How many programs should I apply to?
More than you think. Child neurology has a small total position count, and NRMP data show matched applicants ranked substantially more programs than unmatched ones. If you are geographically unconstrained, a broad list is protective. If you have constraints, map your list carefully and accept that constraints reduce options. There is no single correct number; consult your advisor, review NRMP data for the specialty, and apply broadly enough that a bad interview season does not leave you without a match.

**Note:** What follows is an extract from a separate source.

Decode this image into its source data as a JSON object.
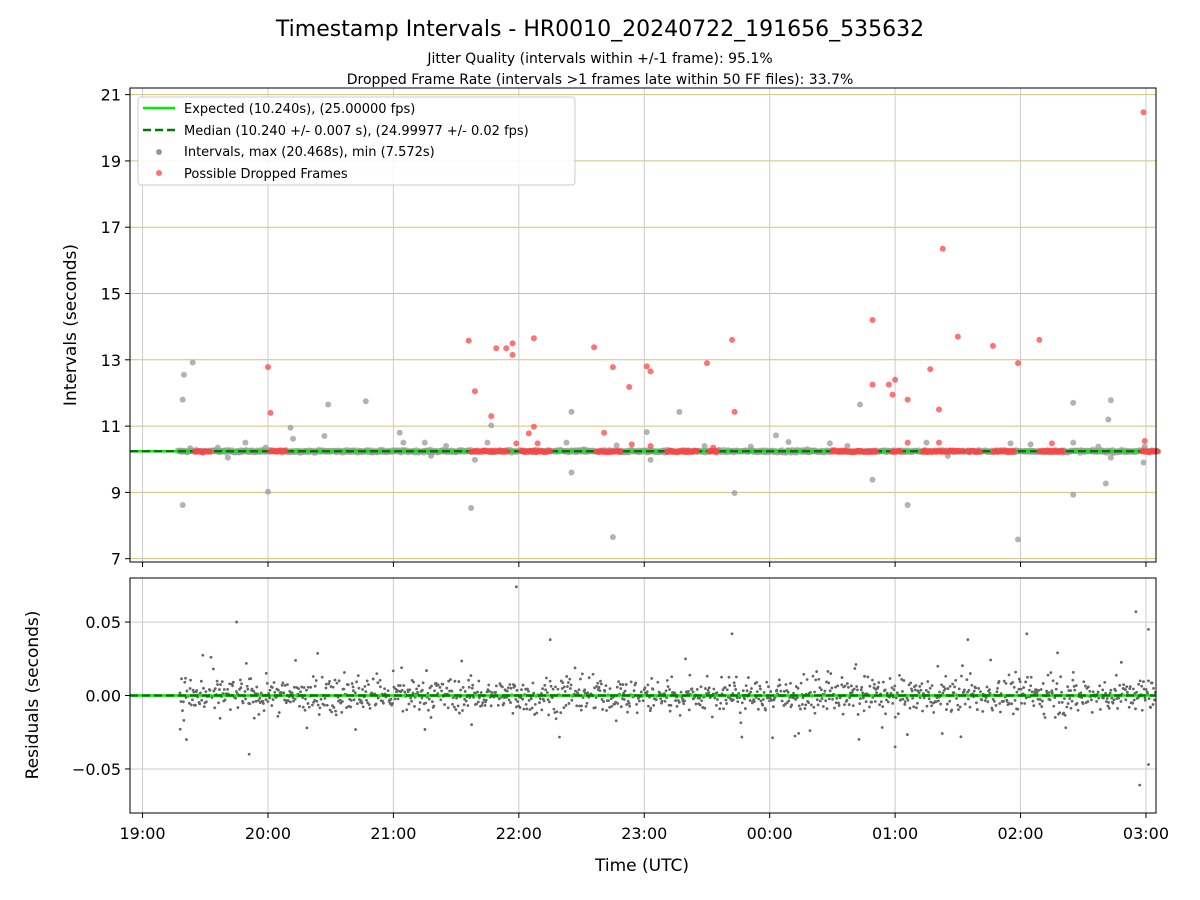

What if I want adult neurology instead?
Apply to adult neurology, which runs through a separate match with a different set of NRMP codes and a different program pool. Child neurology and adult neurology are distinct training pathways with distinct competencies. Do not apply to child neurology programs as a hedge if your genuine interest is adult neurology—program directors can identify this, and it disadvantages both you and applicants who actually want child neurology training.
Is the categorical track less competitive than the advanced track?
Not straightforwardly. Categorical programs are fewer in number, which concentrates competition among applicants who need or prefer that structure. Advanced programs are more numerous but require managing a simultaneous prelim year match. Competitiveness varies by institution more than by track type. Research the specific programs in each track rather than assuming one track is categorically easier to enter.
Can I do child neurology if I did my medical degree outside the US?
Yes. IMGs match into child neurology. The pathway requires ECFMG certification, strong USMLE scores, US clinical experience, and US-based LORs. The process is longer and more logistically demanding, but it is a real pathway, not an edge case. Plan the ECFMG timeline early and secure US clinical experience as a priority.
What prelim year do I need: pediatrics or medicine?
Most child neurology programs require a pediatrics preliminary year. Some accept an internal medicine preliminary year. Check individual program requirements—this varies and matters for how you build your prelim program list. If you're uncertain which prelim a program accepts, contact them directly.
When should I signal my top choice program?
After interviews are complete and you have a clear first choice. A Letter of Intent sent to one program—sincerely, and only to one—is appropriate in child neurology as in other specialties. Do not send LOIs to multiple programs; program directors in a small specialty talk to each other, and the discovery that you sent LOIs to multiple programs damages your credibility with all of them.
What happens if I match into the child neurology program but not into a prelim position?
You enter SOAP for the prelim position. This is a real scenario for advanced track applicants who under-apply to prelim programs or who restrict their prelim list too tightly geographically. Prevent it by applying to enough prelim programs across enough geography that a SOAP outcome is unlikely. If it happens, SOAP is not a catastrophe—there are pediatrics preliminary positions available, and programs understand this structural quirk of the advanced track match. Have a SOAP plan ready before Match Week.
Do child neurology programs care about the specific pediatric subspecialty interests I list?
They care that your stated interests are coherent and genuine, not that you have already decided your subspecialty. Child neurology training exposes you to the full breadth of the field. Programs become skeptical when applicants claim certainty about a subspecialty they have not yet trained in, or when stated interests shift dramatically between the personal statement and the interview. Be honest about what draws you to specific areas; signal curiosity and direction without feigning certainty you don't have.